Lim Kit Siang

Musa Hassan – resign as IGP as the tearful eye-witness testimony of traumatized 15-year-old Azamuddin on the police killing of Form III student Aminulrasyid has completely destroyed your credibility and authority!

I will like to tell Tan Sri Musa Hassan – resign as Inspector-General of Police as the tearful eye-witness testimony of traumatized 15-year-old Azamuddin Omar on the police killing of his friend, Form III student Aminulrasyid Amzah some 100 metres from the latter’s house in Shah Alam a week ago has completely destroyed your credibility and authority.

If you love the Royal Malaysian Police Force, then you have no other option but to resign immediately to protect the police from the consequences of your gross failures of police leadership as IGP.

For the love of the country and the police force, resign now as IGP!

Let a new IGP start the difficult, painful but not impossible process to restore public confidence in the police where they regard the police as friend and protector and not as threat and even killer of innocent Malaysians, including school-children.

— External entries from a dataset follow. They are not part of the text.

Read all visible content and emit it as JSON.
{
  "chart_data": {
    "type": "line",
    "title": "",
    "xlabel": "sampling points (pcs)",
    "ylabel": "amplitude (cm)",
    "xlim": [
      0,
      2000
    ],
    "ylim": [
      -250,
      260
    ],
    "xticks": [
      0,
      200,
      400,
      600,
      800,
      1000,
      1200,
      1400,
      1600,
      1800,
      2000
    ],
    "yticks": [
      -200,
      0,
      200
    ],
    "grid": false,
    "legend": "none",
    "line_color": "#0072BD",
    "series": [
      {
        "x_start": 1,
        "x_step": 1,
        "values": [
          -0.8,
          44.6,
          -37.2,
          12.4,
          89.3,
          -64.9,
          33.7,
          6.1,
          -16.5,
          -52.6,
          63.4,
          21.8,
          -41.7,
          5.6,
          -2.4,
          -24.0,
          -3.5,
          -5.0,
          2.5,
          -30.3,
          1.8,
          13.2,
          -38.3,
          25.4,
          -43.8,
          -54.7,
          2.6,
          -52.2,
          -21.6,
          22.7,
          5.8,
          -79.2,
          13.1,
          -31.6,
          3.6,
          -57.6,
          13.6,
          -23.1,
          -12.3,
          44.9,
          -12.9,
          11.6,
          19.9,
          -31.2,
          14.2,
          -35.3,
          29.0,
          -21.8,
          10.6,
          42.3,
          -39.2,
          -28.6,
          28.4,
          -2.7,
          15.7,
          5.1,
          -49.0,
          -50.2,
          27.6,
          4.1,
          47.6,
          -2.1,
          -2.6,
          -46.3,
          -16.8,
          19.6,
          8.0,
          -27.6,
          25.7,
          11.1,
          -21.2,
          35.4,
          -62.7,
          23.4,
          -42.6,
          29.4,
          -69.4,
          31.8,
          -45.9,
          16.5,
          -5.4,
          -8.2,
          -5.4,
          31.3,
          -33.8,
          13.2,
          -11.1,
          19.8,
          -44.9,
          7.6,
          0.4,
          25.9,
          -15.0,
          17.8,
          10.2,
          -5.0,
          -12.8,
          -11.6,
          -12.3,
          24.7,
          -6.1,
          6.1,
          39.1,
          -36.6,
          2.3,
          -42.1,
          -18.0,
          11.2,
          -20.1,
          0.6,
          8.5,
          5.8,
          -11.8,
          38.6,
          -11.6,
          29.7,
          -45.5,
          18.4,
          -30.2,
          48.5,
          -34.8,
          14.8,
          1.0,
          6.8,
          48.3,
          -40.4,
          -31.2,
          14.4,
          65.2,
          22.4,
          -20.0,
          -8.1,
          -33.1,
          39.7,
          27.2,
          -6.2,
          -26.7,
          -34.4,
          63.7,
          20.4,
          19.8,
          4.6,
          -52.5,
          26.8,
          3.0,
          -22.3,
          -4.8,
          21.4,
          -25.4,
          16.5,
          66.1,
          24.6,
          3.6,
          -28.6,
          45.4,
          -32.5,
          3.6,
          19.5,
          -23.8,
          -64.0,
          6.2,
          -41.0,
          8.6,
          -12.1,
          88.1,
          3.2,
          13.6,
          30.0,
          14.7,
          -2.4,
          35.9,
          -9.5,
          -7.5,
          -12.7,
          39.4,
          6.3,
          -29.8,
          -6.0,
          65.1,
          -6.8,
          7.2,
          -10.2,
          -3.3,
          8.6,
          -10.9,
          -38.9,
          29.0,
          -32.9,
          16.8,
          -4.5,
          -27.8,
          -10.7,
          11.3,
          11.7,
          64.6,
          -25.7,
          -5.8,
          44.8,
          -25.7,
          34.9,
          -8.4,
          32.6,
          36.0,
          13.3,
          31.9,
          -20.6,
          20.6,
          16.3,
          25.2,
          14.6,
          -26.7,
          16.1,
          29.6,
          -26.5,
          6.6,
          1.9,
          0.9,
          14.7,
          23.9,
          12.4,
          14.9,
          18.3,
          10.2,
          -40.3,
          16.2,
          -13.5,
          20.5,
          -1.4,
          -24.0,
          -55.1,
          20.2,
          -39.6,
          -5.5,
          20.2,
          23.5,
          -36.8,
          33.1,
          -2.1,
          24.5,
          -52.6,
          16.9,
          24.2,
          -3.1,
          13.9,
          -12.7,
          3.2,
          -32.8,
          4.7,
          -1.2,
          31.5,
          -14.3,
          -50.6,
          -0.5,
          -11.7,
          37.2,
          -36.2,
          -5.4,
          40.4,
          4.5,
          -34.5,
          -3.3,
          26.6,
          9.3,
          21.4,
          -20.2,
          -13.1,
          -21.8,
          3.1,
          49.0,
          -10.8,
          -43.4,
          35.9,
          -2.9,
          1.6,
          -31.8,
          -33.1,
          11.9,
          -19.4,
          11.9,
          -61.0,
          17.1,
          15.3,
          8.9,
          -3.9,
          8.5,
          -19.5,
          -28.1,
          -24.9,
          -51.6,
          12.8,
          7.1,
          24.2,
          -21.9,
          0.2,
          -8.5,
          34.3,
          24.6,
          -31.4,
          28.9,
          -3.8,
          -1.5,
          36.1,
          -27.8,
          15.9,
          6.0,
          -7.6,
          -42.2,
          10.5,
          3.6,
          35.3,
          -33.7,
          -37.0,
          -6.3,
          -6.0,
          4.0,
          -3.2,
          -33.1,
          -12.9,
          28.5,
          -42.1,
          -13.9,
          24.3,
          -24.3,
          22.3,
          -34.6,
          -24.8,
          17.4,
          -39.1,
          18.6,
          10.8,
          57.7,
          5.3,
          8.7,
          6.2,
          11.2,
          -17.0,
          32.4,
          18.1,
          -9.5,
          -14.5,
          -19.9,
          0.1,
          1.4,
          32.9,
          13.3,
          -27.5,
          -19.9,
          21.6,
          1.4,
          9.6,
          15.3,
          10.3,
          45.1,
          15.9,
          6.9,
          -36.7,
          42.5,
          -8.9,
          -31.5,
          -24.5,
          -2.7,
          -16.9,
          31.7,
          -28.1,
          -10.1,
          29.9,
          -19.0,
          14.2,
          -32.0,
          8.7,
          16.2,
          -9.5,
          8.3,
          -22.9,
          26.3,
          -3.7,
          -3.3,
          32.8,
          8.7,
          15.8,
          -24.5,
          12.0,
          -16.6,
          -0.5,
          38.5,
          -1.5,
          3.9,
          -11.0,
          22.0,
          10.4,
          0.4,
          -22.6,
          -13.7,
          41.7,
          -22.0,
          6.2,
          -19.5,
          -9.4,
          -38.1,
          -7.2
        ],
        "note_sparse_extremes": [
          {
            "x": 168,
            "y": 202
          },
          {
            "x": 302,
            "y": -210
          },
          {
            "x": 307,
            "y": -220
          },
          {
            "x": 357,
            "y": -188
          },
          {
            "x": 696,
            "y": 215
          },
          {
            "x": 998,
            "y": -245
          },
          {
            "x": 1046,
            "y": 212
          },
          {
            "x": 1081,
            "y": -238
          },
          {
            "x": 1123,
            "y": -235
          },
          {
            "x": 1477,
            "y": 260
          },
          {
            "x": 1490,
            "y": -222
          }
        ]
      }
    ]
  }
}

As final amends, in your resignation letter, make two recommendations to the Home Minister and Prime Minister, viz:

  1. the establishment of a Royal Commission of Inquiry headed by former Inspector-General of Police Tan Sri Hanif Omar to inquire not only into the fatal police shooting of Aminulrasyid but also all police shooting deaths since 2005; and

  2. endorse the proposal of the Dzaiddin Police Royal Commission for the establishment of the Independent Police Complaints and Misconduct Commission (IPCMC) as a key step to create an efficient, incorruptible, professional and world-class police service. If the IPCMC had been set up in 2005 and not blocked in a campaign led by you, Aminulrasyid will still be alive today for there would be a greater sense of professionalism among the police.

This is what I would like to tell Musa but I do not know whether he is amenable to this drastic remedy I have proposed to restore justice to Aminulrasyid and to redeem the good name of Aminulrasyid’s family and that of Azamuddin defamed by public police accounts describing the two schoolboys as “criminals”.

However the cost of Musa’s stubborn refusal to bow to public pressures will be a high one – causing even further estrangement of the police from the Malaysian public and a sharper loss of public confidence in the Malaysian police.

The Malaysian Insider in its report today “Anger against police over Aminul’s death building up on Facebook” said that a week after the Form III boy’s tragic death, more than 60,000 fans had signed up on a Facebook demanding justice and expressing growing anger and concerns over cases of police violence.

It is a terrible indictment on the professionalism of the IGP that he continued to defend the police version that the two students were criminals when Azamuddin had lodged a police report and even given police statement on the same day of the tragic killing at 2 am the previous Monday.

Aminulrasyid has picked up Azamuddin in his sister’s car about midnight last Monday and they had gone to watch a football match (Chelsea vs Stoke) on TV as a restaurant in Section 7, Shah Alam.

Recounting the tragic course of events, Azamuddin was the lone passenger in the car when Aminulrasyid was shot in the back of his head, trying to flee home to seek protection from his mother and family.

Azamuddin categorically denied police claim and testified that Aminulrasyid did not try to ram policemen with his sister’s car.

The Home Minister, Datuk Seri Hishammuddin Hussein should take heed of this mounting public anger, particularly from the young generation of Malaysians.

His reputation and credibility are also on the line if he refuses to act decisively and do what is right to ensure justice for Aminulrasyid, Azamuddin and their families and end the rigmarole of a Abu Seman Special Panel which has no powers to inquire into Aminulrasyid’s death or make recommendations to the Police and forthwith to support the establishment of a Tun Haniff Royal Commission of Inquiry into Aminulrasyid’s death.